Медбрат, уходя, то ли забыл, то ли умышленно никому не сказал «до свидания», и Гюляндам, невзлюбившая его с первой минуты, сделала руками такой жест, будто выталкивала:
— Вот тебе, э-э, противный! Бог каждому дает по заслугам, хорошо, что ты только медбрат, никаких солидных постов не занимаешь, не доктор, не профессор, а то несчастные больные плакали бы от тебя!
Неизвестно, надо ли было или назло всем, но медбрат так туго забинтовал голову, что казалось — ее стягивают железным обручем. Обхватив голову руками, Бахман сидел на краешке раскладушки и ждал, когда же соседи уйдут, чтобы прилечь. Наконец и Гури догадалась, что делать тут им нечего.
— Если во мне нужды нет, мы пойдем, Гюляндам, а вы отдыхайте.
— Нету, дочка, нету больше нужды, идите, а то мы вас тоже измучили.
Уходя, Афет снова усмехнулась. Неужели он так смешон в этой повязке? Наверное, да. Но все же надо признать: когда Афет улыбалась, она была такой красивой…

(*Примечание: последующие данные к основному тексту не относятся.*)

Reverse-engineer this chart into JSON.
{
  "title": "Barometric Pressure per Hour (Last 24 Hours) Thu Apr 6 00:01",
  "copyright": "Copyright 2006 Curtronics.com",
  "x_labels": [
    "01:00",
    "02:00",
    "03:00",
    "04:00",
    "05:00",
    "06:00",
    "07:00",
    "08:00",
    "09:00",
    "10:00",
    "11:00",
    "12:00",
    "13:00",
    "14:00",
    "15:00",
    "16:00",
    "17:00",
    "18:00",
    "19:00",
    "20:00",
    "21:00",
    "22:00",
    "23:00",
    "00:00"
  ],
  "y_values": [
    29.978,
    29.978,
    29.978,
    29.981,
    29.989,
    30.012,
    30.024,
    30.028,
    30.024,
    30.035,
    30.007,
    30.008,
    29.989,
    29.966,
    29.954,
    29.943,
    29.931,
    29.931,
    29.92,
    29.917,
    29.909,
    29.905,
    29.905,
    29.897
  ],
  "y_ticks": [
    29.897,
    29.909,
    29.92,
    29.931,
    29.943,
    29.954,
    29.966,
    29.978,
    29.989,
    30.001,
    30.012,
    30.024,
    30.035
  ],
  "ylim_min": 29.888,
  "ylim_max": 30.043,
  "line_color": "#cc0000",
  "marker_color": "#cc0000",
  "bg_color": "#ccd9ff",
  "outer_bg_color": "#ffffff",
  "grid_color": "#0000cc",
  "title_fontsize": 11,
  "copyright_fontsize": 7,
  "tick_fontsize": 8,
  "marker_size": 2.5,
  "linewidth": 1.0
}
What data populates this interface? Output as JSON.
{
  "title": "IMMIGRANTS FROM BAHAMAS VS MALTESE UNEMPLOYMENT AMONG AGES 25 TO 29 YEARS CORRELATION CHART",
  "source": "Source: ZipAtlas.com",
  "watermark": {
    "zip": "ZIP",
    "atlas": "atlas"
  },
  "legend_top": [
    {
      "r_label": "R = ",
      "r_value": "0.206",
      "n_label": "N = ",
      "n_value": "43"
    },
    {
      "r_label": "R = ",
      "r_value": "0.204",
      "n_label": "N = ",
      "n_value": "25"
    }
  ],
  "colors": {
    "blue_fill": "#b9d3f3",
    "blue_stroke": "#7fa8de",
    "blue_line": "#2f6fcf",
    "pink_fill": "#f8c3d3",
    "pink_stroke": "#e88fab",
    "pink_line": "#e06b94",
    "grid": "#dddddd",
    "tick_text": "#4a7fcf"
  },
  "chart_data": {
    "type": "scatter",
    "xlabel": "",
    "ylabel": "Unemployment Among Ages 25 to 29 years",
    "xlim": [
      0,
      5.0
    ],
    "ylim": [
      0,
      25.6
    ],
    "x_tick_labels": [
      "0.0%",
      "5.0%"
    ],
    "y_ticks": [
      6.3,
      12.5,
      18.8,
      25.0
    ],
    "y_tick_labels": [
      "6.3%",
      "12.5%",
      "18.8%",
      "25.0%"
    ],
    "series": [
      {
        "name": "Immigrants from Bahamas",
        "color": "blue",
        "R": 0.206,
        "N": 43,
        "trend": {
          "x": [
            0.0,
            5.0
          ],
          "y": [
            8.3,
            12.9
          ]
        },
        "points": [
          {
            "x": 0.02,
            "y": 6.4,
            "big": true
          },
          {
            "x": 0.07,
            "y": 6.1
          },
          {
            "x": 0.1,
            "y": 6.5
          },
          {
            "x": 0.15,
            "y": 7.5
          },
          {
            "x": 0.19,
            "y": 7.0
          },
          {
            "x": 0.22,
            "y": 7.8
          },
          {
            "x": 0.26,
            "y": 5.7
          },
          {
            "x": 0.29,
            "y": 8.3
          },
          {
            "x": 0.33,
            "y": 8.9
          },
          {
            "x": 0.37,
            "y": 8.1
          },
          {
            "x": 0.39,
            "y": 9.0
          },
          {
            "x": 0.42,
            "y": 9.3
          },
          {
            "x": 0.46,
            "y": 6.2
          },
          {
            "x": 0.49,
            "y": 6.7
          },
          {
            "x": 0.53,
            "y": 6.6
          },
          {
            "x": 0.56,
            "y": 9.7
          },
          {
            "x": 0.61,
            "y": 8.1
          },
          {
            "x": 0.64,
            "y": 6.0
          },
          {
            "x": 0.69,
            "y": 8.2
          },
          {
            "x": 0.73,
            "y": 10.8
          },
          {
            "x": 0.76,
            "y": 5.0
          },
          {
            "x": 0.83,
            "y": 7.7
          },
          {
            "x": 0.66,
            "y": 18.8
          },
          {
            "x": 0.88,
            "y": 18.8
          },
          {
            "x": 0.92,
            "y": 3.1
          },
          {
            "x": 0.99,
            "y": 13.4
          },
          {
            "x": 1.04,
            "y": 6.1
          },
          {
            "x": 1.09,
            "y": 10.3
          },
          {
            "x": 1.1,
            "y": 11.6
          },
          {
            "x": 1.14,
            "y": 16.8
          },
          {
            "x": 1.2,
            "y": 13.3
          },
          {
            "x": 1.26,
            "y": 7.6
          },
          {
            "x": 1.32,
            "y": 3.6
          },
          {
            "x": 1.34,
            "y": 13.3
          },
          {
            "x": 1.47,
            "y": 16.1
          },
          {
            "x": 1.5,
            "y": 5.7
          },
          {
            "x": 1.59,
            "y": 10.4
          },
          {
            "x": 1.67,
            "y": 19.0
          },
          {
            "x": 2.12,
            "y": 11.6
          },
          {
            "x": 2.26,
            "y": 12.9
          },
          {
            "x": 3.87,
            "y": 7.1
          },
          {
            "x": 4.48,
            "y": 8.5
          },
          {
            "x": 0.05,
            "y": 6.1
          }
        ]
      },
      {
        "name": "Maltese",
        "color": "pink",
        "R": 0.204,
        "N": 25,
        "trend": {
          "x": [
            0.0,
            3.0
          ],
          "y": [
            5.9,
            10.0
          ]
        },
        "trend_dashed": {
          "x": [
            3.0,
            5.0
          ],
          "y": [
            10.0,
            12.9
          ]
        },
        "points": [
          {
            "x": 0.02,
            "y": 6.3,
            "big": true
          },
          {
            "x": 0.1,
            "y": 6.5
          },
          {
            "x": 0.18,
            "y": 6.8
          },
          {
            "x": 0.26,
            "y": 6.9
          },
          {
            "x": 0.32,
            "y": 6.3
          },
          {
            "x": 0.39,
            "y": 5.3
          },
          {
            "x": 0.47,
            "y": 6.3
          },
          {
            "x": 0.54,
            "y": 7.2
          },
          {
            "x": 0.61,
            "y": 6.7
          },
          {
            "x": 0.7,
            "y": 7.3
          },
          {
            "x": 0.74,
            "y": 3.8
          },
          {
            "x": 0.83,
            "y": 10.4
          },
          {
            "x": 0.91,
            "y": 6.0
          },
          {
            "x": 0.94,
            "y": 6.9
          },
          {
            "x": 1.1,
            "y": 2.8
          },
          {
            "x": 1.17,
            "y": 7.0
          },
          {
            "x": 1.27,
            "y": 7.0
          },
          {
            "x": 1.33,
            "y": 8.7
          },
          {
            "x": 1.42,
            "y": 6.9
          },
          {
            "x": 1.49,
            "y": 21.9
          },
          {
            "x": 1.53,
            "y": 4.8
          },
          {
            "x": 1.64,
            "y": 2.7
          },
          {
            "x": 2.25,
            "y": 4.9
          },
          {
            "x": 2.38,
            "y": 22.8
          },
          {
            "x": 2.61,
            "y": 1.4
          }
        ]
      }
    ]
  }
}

«Скорая помощь» уехала, кто-то уже запер за врачом дверь…
Бормоча молитвы, Гюляндам улеглась и затихла.
Лег и Бахман. Повязка давила еще сильнее, и он просунул под нее пальцы, чтобы немного ослабить. Помогло ненадолго, и стало давить еще больше, голова как свинцом налилась. Здорово медбрат закрутил! Словно на целый век.
Ну и ночка выдалась! За несколько часов он увидел столько, сколько не видел за свои семнадцать прожитых лет. И не со стороны увидел, а попал в центр весьма неприятных событий. За малым не остался без глаза… Мог бы занять место умершего в прошлом году кривого Нурали… Но тот потерял глаз на войне, а он мог лишиться его по милости пьяного хулигана… А как этот Нурали настрадался! Всю жизнь ходил с суконной повязкой на глазу… Когда снимал ее, люди ужасались. Верно говорят: лицо человека красит, а глаза — лицо… Обошлось без беды, и то хорошо, благодари судьбу, Бахман. Спи, сказал он себе, утро вечера мудренее, и ночь уже на исходе, спи.
Но близилось утро, а уснуть он так и не мог. И не могла уснуть Гюляндам; растревоженная, она думала о квартиранте.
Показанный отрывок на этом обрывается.